Apple are close to resolving it's long-running Brazilian trademark issues, with the unofficial iPhone currently running Android 2.3 Gingerbread.
Holding the patent for the iPhone (lower case P) since 2000, South American manufacturer IGB Gradiente looks set to reach an "amicable solution" to the issue own the iPhone copyright.
Registering the name a full seven years before Apple released its product, the Brazilian National Institute dismissed Apple's request to have the name quashed, hence it's existence in today's market.
That said, both companies requested enforcement of the ruling to be delayed in February, hoping to find a peaceful, and no doubt financially rewarding, solution to the problem.
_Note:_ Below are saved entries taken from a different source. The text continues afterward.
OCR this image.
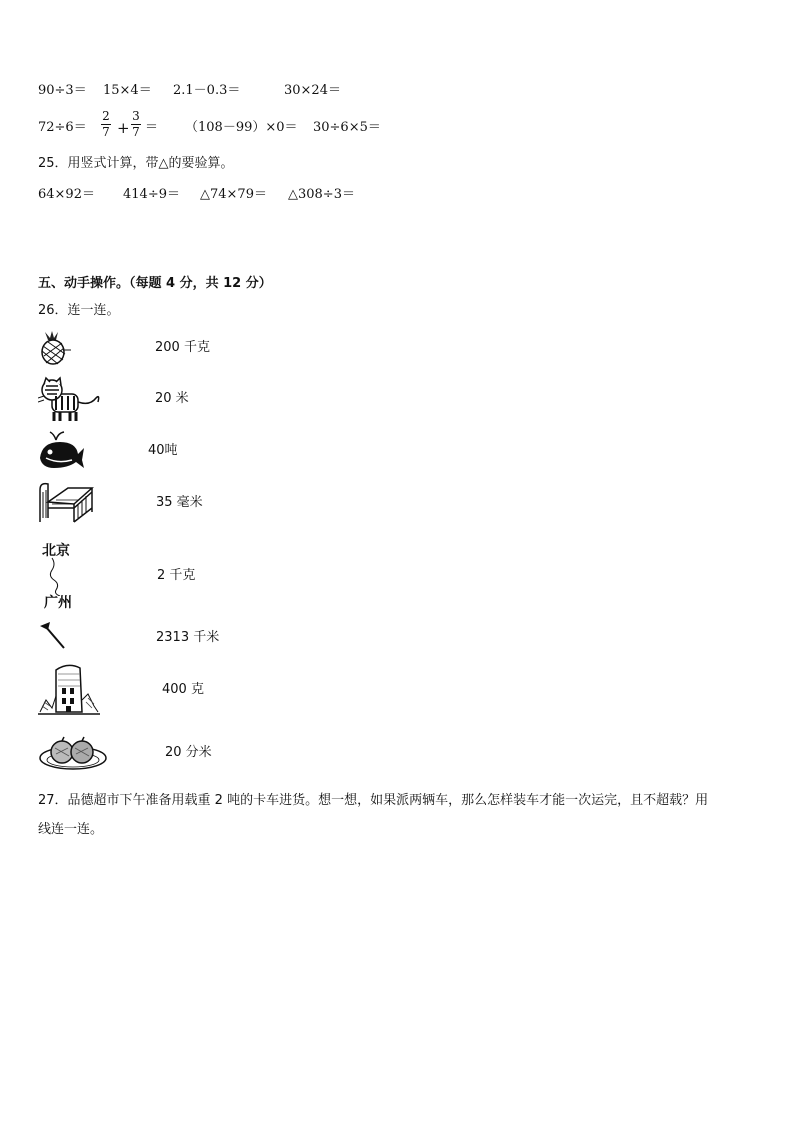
90÷3＝ 15×4＝ 2.1－0.3＝	30×24＝
72÷6＝
2
7 +
3
7 ＝ （108－99）×0＝ 30÷6×5＝
25．用竖式计算，带△的要验算。
64×92＝ 414÷9＝ △74×79＝ △308÷3＝
五、动手操作。（每题 4 分，共 12 分）
26．连一连。
200 千克
20 米
40吨
35 毫米
北京
广州
2 千克
2313 千米
400 克
20 分米
27．品德超市下午准备用载重 2 吨的卡车进货。想一想，如果派两辆车，那么怎样装车才能一次运完，且不超载？用
线连一连。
And it appears an agreement has been reached, with a source in the middle of the talks saying the companies are making serious strides in concluding a deal.
It's not the first time Apple has had to fork out serious cash to keep it's product names prominent across the world.
Remember Proview? The Cupertino firm shelled out a whopping US$60m for the Chinese rights to the iPad trademark in July last year, despite the company only paying $55,000 for the original trademark three years prior.
So, what's the moral of the story? For all those companies out there looking to make a quick buck, think of a product and whack a small 'i' in front, then sit and wait for the dollar bills to follow.
Easier said than done right? iGuess so.